Curlin – America’s Horse of the Year and poster child – was all the rage and backed on-course like defeat was out of the question. Turning for home, Trevor Denman got the horn as Curlin moved stylishly towards the lead and called: “Is this believable?”
Unfortunately for Curlin and Denman, Europe’s two best milers Ravens Pass and Henrythenavigator stalked him all the way to the straight and subsequently left him for dead with Ravens Pass saluting to become only the second European winner of the race after 133/1 longshot Arcangues.
Breeders’ Cups run on all weather tracks would soon become a thing of the past as Santa Anita, Keeneland and Del Mar have ripped up their all-weather tracks and reverted back to the beloved dirt. No European trained horse has won it since, with Declaration of War being the only horse to have come even relatively close.

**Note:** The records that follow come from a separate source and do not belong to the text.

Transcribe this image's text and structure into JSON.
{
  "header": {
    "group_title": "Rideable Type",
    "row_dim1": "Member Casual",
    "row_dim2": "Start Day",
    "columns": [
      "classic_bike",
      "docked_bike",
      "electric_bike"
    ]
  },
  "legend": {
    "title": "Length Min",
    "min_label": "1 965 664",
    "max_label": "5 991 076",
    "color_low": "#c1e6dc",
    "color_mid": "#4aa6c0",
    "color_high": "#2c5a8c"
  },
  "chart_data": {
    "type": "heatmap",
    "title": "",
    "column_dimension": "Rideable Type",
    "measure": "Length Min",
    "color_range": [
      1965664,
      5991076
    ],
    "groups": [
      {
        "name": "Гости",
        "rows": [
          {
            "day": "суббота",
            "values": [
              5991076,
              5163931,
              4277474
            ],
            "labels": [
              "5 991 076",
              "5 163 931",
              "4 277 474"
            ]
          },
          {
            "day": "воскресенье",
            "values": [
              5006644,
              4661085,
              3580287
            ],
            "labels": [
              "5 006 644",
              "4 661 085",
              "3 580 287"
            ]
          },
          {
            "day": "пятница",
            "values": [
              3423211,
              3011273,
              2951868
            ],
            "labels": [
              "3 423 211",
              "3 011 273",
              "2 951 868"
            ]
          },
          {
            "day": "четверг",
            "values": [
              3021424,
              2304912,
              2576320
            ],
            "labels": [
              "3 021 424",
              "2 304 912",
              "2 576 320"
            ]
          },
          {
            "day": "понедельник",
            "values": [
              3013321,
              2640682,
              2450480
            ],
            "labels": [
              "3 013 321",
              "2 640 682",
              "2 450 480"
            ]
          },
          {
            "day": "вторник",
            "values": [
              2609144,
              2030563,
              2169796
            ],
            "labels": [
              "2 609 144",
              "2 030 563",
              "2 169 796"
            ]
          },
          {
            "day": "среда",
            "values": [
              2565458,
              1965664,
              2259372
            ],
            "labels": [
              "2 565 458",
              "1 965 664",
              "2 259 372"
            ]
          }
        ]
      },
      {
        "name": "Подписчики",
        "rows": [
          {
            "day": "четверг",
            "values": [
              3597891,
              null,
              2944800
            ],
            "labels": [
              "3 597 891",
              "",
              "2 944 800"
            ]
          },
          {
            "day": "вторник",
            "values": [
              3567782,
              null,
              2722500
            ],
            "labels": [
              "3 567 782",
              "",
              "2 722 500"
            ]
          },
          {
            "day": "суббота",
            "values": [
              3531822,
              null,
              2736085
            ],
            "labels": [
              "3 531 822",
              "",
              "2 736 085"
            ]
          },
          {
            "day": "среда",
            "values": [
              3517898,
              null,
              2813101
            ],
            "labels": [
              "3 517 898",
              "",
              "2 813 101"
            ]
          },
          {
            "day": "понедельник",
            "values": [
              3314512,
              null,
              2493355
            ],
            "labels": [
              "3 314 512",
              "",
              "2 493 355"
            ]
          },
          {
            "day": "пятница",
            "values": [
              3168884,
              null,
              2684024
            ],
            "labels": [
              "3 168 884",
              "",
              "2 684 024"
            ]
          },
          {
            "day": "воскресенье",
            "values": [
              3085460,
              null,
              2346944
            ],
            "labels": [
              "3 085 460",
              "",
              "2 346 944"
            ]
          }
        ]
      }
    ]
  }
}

Dry your eyes Mike – 2010 Breeders’ Cup Classic
Zenyatta arrived at Churchill Downs in 2010 for her career swansong with an unblemished 19 from 19 record, including victory in the race 12 months previously. The apple of US racing’s eye, she was adored for her courage, consistency and the excitement she gave in her races with her exaggerated come-from-behind hold up tactics.
Sent off even money favourite, Zenyatta was immediately detached from the field and, down the far side, it seemed to many she was injured and about to be pulled up.
As they turned for home she was still last but jockey Mike Smith had caught the tail of the field and began weaving through traffic: a heroic stretch run ensued as she passed all but Blame and then engaged in an epic battle with that horse in the final 16th of a mile.
To the agony of the crowd, commentator and pretty much everyone else, she just failed to get there on the nod. In the subsequent press conference, jockey Mike Smith was holding back tears and basically admitted he’d cocked up, something with which, on reflection it’s hard to disagree.
‘Have you ever seen a scene like this?’ Castellano v Borel –2010
Not a classic race – or even a race at all, in fact – but nevertheless one of the most memorable Breeders’ Cup moments. Following another boring run of the Breeders Cup Marathon (a race since scrapped; remember Man of Iron or London Bridge winning? No, us neither.) jockey Calvin Borel was unhappy that rival Javier Castellano had cut across his mount mid race; nearly causing him to unseat.
Instead of reporting this to the stewards, he decided to take matters into his own hands and engage in a fist fight. On live US television what ensued was comedy gold as shocked TV personalities struggled to get to grips with what was going on.
Most remarkable is that at times it took three large men to restrain Borel – who weighed about 8 stone.
As a result, many people learned that you shouldn’t piss off an underweight (and probably very hungry) hick.